Department of Electrical and Computer Engineering, Aarhus University, Aarhus N, Denmark.
PLoS One. 2024 Aug 6;19(8):e0307202. doi: 10.1371/journal.pone.0307202. eCollection 2024.
Over the past few years, sleep research has shown impressive performance of deep neural networks in the area of automatic sleep-staging. Recent studies have demonstrated the necessity of combining multiple data sets to obtain sufficiently generalizing results. However, working with large amounts of sleep data can be challenging, both from a hardware perspective and because of the different preprocessing steps necessary for distinct data sources. Here we review the possible obstacles and present an open-source pipeline for automatic data loading.

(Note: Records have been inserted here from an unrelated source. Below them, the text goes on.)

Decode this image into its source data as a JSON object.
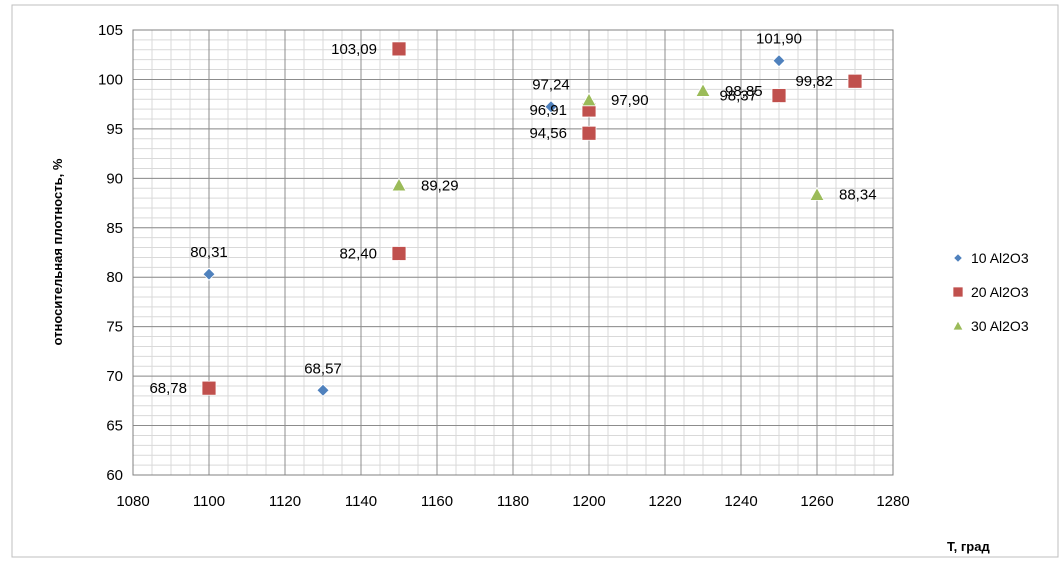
{
  "chart_data": {
    "type": "scatter",
    "title": "",
    "xlabel": "Т, град",
    "ylabel": "относительная плотность, %",
    "xlim": [
      1080,
      1280
    ],
    "ylim": [
      60,
      105
    ],
    "xticks": [
      1080,
      1100,
      1120,
      1140,
      1160,
      1180,
      1200,
      1220,
      1240,
      1260,
      1280
    ],
    "yticks": [
      60,
      65,
      70,
      75,
      80,
      85,
      90,
      95,
      100,
      105
    ],
    "grid": true,
    "legend_position": "right",
    "series": [
      {
        "name": "10 Al2O3",
        "marker": "diamond",
        "color": "#4F81BD",
        "points": [
          {
            "x": 1100,
            "y": 80.31,
            "label": "80,31"
          },
          {
            "x": 1130,
            "y": 68.57,
            "label": "68,57"
          },
          {
            "x": 1190,
            "y": 97.24,
            "label": "97,24"
          },
          {
            "x": 1250,
            "y": 101.9,
            "label": "101,90"
          }
        ]
      },
      {
        "name": "20 Al2O3",
        "marker": "square",
        "color": "#C0504D",
        "points": [
          {
            "x": 1100,
            "y": 68.78,
            "label": "68,78"
          },
          {
            "x": 1150,
            "y": 103.09,
            "label": "103,09"
          },
          {
            "x": 1150,
            "y": 82.4,
            "label": "82,40"
          },
          {
            "x": 1200,
            "y": 96.91,
            "label": "96,91"
          },
          {
            "x": 1200,
            "y": 94.56,
            "label": "94,56"
          },
          {
            "x": 1250,
            "y": 98.37,
            "label": "98,37"
          },
          {
            "x": 1270,
            "y": 99.82,
            "label": "99,82"
          }
        ]
      },
      {
        "name": "30 Al2O3",
        "marker": "triangle",
        "color": "#9BBB59",
        "points": [
          {
            "x": 1150,
            "y": 89.29,
            "label": "89,29"
          },
          {
            "x": 1200,
            "y": 97.9,
            "label": "97,90"
          },
          {
            "x": 1230,
            "y": 98.85,
            "label": "98,85"
          },
          {
            "x": 1260,
            "y": 88.34,
            "label": "88,34"
          }
        ]
      }
    ]
  }
}
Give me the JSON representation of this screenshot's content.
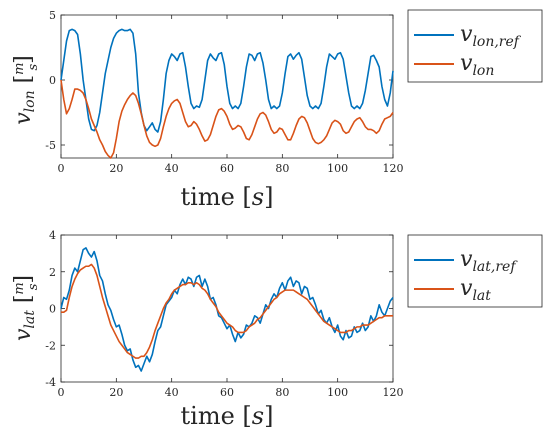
{
  "chart_data": [
    {
      "type": "line",
      "xlabel": "time [s]",
      "ylabel": "v_lon [m/s]",
      "xlim": [
        0,
        120
      ],
      "ylim": [
        -6,
        5
      ],
      "xticks": [
        "0",
        "20",
        "40",
        "60",
        "80",
        "100",
        "120"
      ],
      "yticks": [
        "5",
        "0",
        "-5"
      ],
      "legend": "outside-right",
      "series": [
        {
          "name": "v_lon,ref",
          "color": "#0072BD",
          "x": [
            0,
            1,
            2,
            3,
            4,
            5,
            6,
            7,
            8,
            9,
            10,
            11,
            12,
            13,
            14,
            15,
            16,
            17,
            18,
            19,
            20,
            21,
            22,
            23,
            24,
            25,
            26,
            27,
            28,
            29,
            30,
            31,
            32,
            33,
            34,
            35,
            36,
            37,
            38,
            39,
            40,
            41,
            42,
            43,
            44,
            45,
            46,
            47,
            48,
            49,
            50,
            51,
            52,
            53,
            54,
            55,
            56,
            57,
            58,
            59,
            60,
            61,
            62,
            63,
            64,
            65,
            66,
            67,
            68,
            69,
            70,
            71,
            72,
            73,
            74,
            75,
            76,
            77,
            78,
            79,
            80,
            81,
            82,
            83,
            84,
            85,
            86,
            87,
            88,
            89,
            90,
            91,
            92,
            93,
            94,
            95,
            96,
            97,
            98,
            99,
            100,
            101,
            102,
            103,
            104,
            105,
            106,
            107,
            108,
            109,
            110,
            111,
            112,
            113,
            114,
            115,
            116,
            117,
            118,
            119,
            120
          ],
          "values": [
            0,
            1.5,
            3.0,
            3.8,
            3.9,
            3.8,
            3.5,
            2.0,
            0,
            -1.5,
            -3.0,
            -3.8,
            -3.9,
            -3.5,
            -2.5,
            -1.0,
            0.5,
            1.5,
            2.5,
            3.2,
            3.6,
            3.8,
            3.9,
            3.8,
            3.8,
            3.9,
            3.6,
            2.0,
            -1.0,
            -2.5,
            -3.5,
            -3.9,
            -3.6,
            -3.3,
            -3.8,
            -4.0,
            -3.2,
            -1.5,
            0.5,
            1.5,
            2.0,
            1.8,
            1.5,
            2.0,
            2.1,
            1.0,
            -0.5,
            -1.8,
            -2.2,
            -2.0,
            -2.1,
            -1.5,
            0.0,
            1.5,
            2.0,
            1.7,
            1.5,
            2.0,
            2.1,
            1.2,
            -0.5,
            -1.8,
            -2.2,
            -2.0,
            -2.2,
            -1.8,
            -0.5,
            1.0,
            2.0,
            1.9,
            1.5,
            2.0,
            2.1,
            1.3,
            0.0,
            -1.5,
            -2.2,
            -2.0,
            -2.2,
            -2.0,
            -1.0,
            0.5,
            1.8,
            2.0,
            1.6,
            1.9,
            2.1,
            1.6,
            0.2,
            -1.2,
            -2.0,
            -2.2,
            -2.0,
            -2.2,
            -1.8,
            -0.5,
            1.0,
            2.0,
            1.8,
            1.6,
            2.0,
            2.1,
            1.6,
            0.3,
            -1.0,
            -2.0,
            -2.2,
            -2.0,
            -2.2,
            -1.8,
            -0.8,
            0.5,
            1.8,
            1.9,
            1.5,
            1.0,
            -0.5,
            -1.5,
            -2.0,
            -1.0,
            0.7
          ]
        },
        {
          "name": "v_lon",
          "color": "#D95319",
          "x": [
            0,
            1,
            2,
            3,
            4,
            5,
            6,
            7,
            8,
            9,
            10,
            11,
            12,
            13,
            14,
            15,
            16,
            17,
            18,
            19,
            20,
            21,
            22,
            23,
            24,
            25,
            26,
            27,
            28,
            29,
            30,
            31,
            32,
            33,
            34,
            35,
            36,
            37,
            38,
            39,
            40,
            41,
            42,
            43,
            44,
            45,
            46,
            47,
            48,
            49,
            50,
            51,
            52,
            53,
            54,
            55,
            56,
            57,
            58,
            59,
            60,
            61,
            62,
            63,
            64,
            65,
            66,
            67,
            68,
            69,
            70,
            71,
            72,
            73,
            74,
            75,
            76,
            77,
            78,
            79,
            80,
            81,
            82,
            83,
            84,
            85,
            86,
            87,
            88,
            89,
            90,
            91,
            92,
            93,
            94,
            95,
            96,
            97,
            98,
            99,
            100,
            101,
            102,
            103,
            104,
            105,
            106,
            107,
            108,
            109,
            110,
            111,
            112,
            113,
            114,
            115,
            116,
            117,
            118,
            119,
            120
          ],
          "values": [
            0,
            -1.5,
            -2.6,
            -2.2,
            -1.5,
            -0.7,
            -0.7,
            -0.8,
            -1.0,
            -1.5,
            -2.2,
            -3.0,
            -3.5,
            -4.0,
            -4.6,
            -5.0,
            -5.5,
            -5.8,
            -6.0,
            -5.6,
            -4.5,
            -3.2,
            -2.4,
            -1.9,
            -1.5,
            -1.2,
            -1.0,
            -1.2,
            -1.8,
            -2.6,
            -3.5,
            -4.3,
            -4.8,
            -5.0,
            -5.1,
            -5.0,
            -4.5,
            -3.6,
            -2.8,
            -2.2,
            -1.8,
            -1.6,
            -1.5,
            -1.8,
            -2.5,
            -3.2,
            -3.6,
            -3.5,
            -3.2,
            -3.4,
            -3.8,
            -4.3,
            -4.7,
            -4.6,
            -4.2,
            -3.5,
            -2.8,
            -2.3,
            -2.2,
            -2.4,
            -2.8,
            -3.4,
            -3.8,
            -3.7,
            -3.5,
            -3.6,
            -4.0,
            -4.5,
            -4.6,
            -4.2,
            -3.6,
            -3.0,
            -2.6,
            -2.5,
            -2.7,
            -3.2,
            -3.8,
            -4.1,
            -4.0,
            -3.7,
            -3.8,
            -4.2,
            -4.6,
            -4.6,
            -4.1,
            -3.5,
            -3.0,
            -2.8,
            -2.9,
            -3.3,
            -3.9,
            -4.5,
            -4.8,
            -4.9,
            -4.8,
            -4.6,
            -4.3,
            -3.8,
            -3.3,
            -3.1,
            -3.2,
            -3.4,
            -3.9,
            -4.1,
            -4.0,
            -3.6,
            -3.2,
            -3.0,
            -2.9,
            -3.2,
            -3.6,
            -3.8,
            -3.8,
            -3.9,
            -4.1,
            -3.9,
            -3.4,
            -3.0,
            -2.9,
            -2.8,
            -2.5
          ]
        }
      ]
    },
    {
      "type": "line",
      "xlabel": "time [s]",
      "ylabel": "v_lat [m/s]",
      "xlim": [
        0,
        120
      ],
      "ylim": [
        -4,
        4
      ],
      "xticks": [
        "0",
        "20",
        "40",
        "60",
        "80",
        "100",
        "120"
      ],
      "yticks": [
        "4",
        "2",
        "0",
        "-2",
        "-4"
      ],
      "legend": "outside-right",
      "series": [
        {
          "name": "v_lat,ref",
          "color": "#0072BD",
          "x": [
            0,
            1,
            2,
            3,
            4,
            5,
            6,
            7,
            8,
            9,
            10,
            11,
            12,
            13,
            14,
            15,
            16,
            17,
            18,
            19,
            20,
            21,
            22,
            23,
            24,
            25,
            26,
            27,
            28,
            29,
            30,
            31,
            32,
            33,
            34,
            35,
            36,
            37,
            38,
            39,
            40,
            41,
            42,
            43,
            44,
            45,
            46,
            47,
            48,
            49,
            50,
            51,
            52,
            53,
            54,
            55,
            56,
            57,
            58,
            59,
            60,
            61,
            62,
            63,
            64,
            65,
            66,
            67,
            68,
            69,
            70,
            71,
            72,
            73,
            74,
            75,
            76,
            77,
            78,
            79,
            80,
            81,
            82,
            83,
            84,
            85,
            86,
            87,
            88,
            89,
            90,
            91,
            92,
            93,
            94,
            95,
            96,
            97,
            98,
            99,
            100,
            101,
            102,
            103,
            104,
            105,
            106,
            107,
            108,
            109,
            110,
            111,
            112,
            113,
            114,
            115,
            116,
            117,
            118,
            119,
            120
          ],
          "values": [
            0.0,
            0.6,
            0.5,
            1.0,
            1.8,
            2.2,
            2.0,
            2.6,
            3.2,
            3.3,
            3.0,
            2.8,
            3.1,
            2.6,
            1.8,
            1.5,
            0.8,
            0.2,
            -0.1,
            -0.6,
            -1.0,
            -0.9,
            -1.4,
            -2.0,
            -2.3,
            -2.2,
            -2.8,
            -3.2,
            -3.1,
            -3.4,
            -3.0,
            -2.6,
            -2.9,
            -2.5,
            -1.8,
            -1.2,
            -1.0,
            -0.4,
            0.2,
            0.4,
            0.6,
            1.0,
            0.8,
            1.3,
            1.6,
            1.3,
            1.7,
            1.6,
            1.2,
            1.7,
            1.8,
            1.2,
            1.6,
            1.2,
            0.5,
            0.6,
            0.2,
            -0.4,
            -0.5,
            -0.8,
            -1.1,
            -0.9,
            -1.4,
            -1.8,
            -1.3,
            -1.6,
            -1.4,
            -0.9,
            -1.0,
            -0.8,
            -0.4,
            -0.5,
            -0.8,
            -0.3,
            0.2,
            0.0,
            0.5,
            0.8,
            0.6,
            1.1,
            1.4,
            1.0,
            1.5,
            1.7,
            1.2,
            1.5,
            1.4,
            0.8,
            1.2,
            1.1,
            0.5,
            0.6,
            0.2,
            -0.3,
            -0.1,
            -0.6,
            -0.8,
            -0.5,
            -1.0,
            -1.3,
            -0.9,
            -1.5,
            -1.7,
            -1.2,
            -1.6,
            -1.5,
            -1.0,
            -1.3,
            -1.2,
            -0.8,
            -1.2,
            -1.0,
            -0.4,
            -0.7,
            -0.4,
            0.2,
            -0.2,
            -0.4,
            0.0,
            0.4,
            0.6
          ]
        },
        {
          "name": "v_lat",
          "color": "#D95319",
          "x": [
            0,
            1,
            2,
            3,
            4,
            5,
            6,
            7,
            8,
            9,
            10,
            11,
            12,
            13,
            14,
            15,
            16,
            17,
            18,
            19,
            20,
            21,
            22,
            23,
            24,
            25,
            26,
            27,
            28,
            29,
            30,
            31,
            32,
            33,
            34,
            35,
            36,
            37,
            38,
            39,
            40,
            41,
            42,
            43,
            44,
            45,
            46,
            47,
            48,
            49,
            50,
            51,
            52,
            53,
            54,
            55,
            56,
            57,
            58,
            59,
            60,
            61,
            62,
            63,
            64,
            65,
            66,
            67,
            68,
            69,
            70,
            71,
            72,
            73,
            74,
            75,
            76,
            77,
            78,
            79,
            80,
            81,
            82,
            83,
            84,
            85,
            86,
            87,
            88,
            89,
            90,
            91,
            92,
            93,
            94,
            95,
            96,
            97,
            98,
            99,
            100,
            101,
            102,
            103,
            104,
            105,
            106,
            107,
            108,
            109,
            110,
            111,
            112,
            113,
            114,
            115,
            116,
            117,
            118,
            119,
            120
          ],
          "values": [
            -0.2,
            -0.2,
            -0.1,
            0.6,
            1.2,
            1.6,
            1.9,
            2.1,
            2.2,
            2.3,
            2.3,
            2.4,
            2.2,
            1.8,
            1.2,
            0.6,
            0.1,
            -0.4,
            -0.9,
            -1.2,
            -1.5,
            -1.8,
            -2.0,
            -2.2,
            -2.4,
            -2.5,
            -2.6,
            -2.7,
            -2.7,
            -2.6,
            -2.6,
            -2.4,
            -2.1,
            -1.7,
            -1.2,
            -0.8,
            -0.4,
            0.0,
            0.3,
            0.5,
            0.8,
            1.0,
            1.1,
            1.2,
            1.3,
            1.3,
            1.4,
            1.4,
            1.3,
            1.4,
            1.3,
            1.1,
            1.0,
            0.8,
            0.5,
            0.3,
            0.1,
            -0.2,
            -0.4,
            -0.6,
            -0.8,
            -0.9,
            -1.0,
            -1.2,
            -1.3,
            -1.3,
            -1.3,
            -1.2,
            -1.0,
            -0.9,
            -0.8,
            -0.6,
            -0.5,
            -0.3,
            -0.1,
            0.1,
            0.3,
            0.5,
            0.6,
            0.8,
            0.9,
            1.0,
            1.0,
            1.0,
            1.0,
            0.9,
            0.8,
            0.7,
            0.6,
            0.5,
            0.3,
            0.1,
            -0.1,
            -0.3,
            -0.5,
            -0.7,
            -0.8,
            -0.9,
            -1.0,
            -1.1,
            -1.2,
            -1.3,
            -1.3,
            -1.3,
            -1.2,
            -1.2,
            -1.1,
            -1.0,
            -1.0,
            -0.9,
            -0.9,
            -0.9,
            -0.8,
            -0.7,
            -0.6,
            -0.5,
            -0.5,
            -0.4,
            -0.4,
            -0.4,
            -0.4
          ]
        }
      ]
    }
  ]
}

Our solution includes both a standardized data store as well as a 'data serving' portion which can be used to train neural networks on the standardized data, allowing for different configuration options for different studies and machine learning designs. The pipeline, including implementation, is made public to ensure better and more reproducible sleep research.
在过去的几年中,睡眠研究表明深度神经网络在自动睡眠分期领域表现出色。最近的研究表明,需要结合多个数据集才能获得具有足够泛化能力的结果。然而,处理大量睡眠数据既具有挑战性,又从硬件角度来看,也因为不同数据源所需的不同预处理步骤。在这里,我们回顾了可能存在的障碍,并提出了一个用于自动数据加载的开源管道。我们的解决方案包括一个标准化的数据存储以及一个“数据服务”部分,可用于在标准化数据上训练神经网络,从而为不同的研究和机器学习设计提供不同的配置选项。该管道(包括实现)是公开的,以确保更好和更可重复的睡眠研究。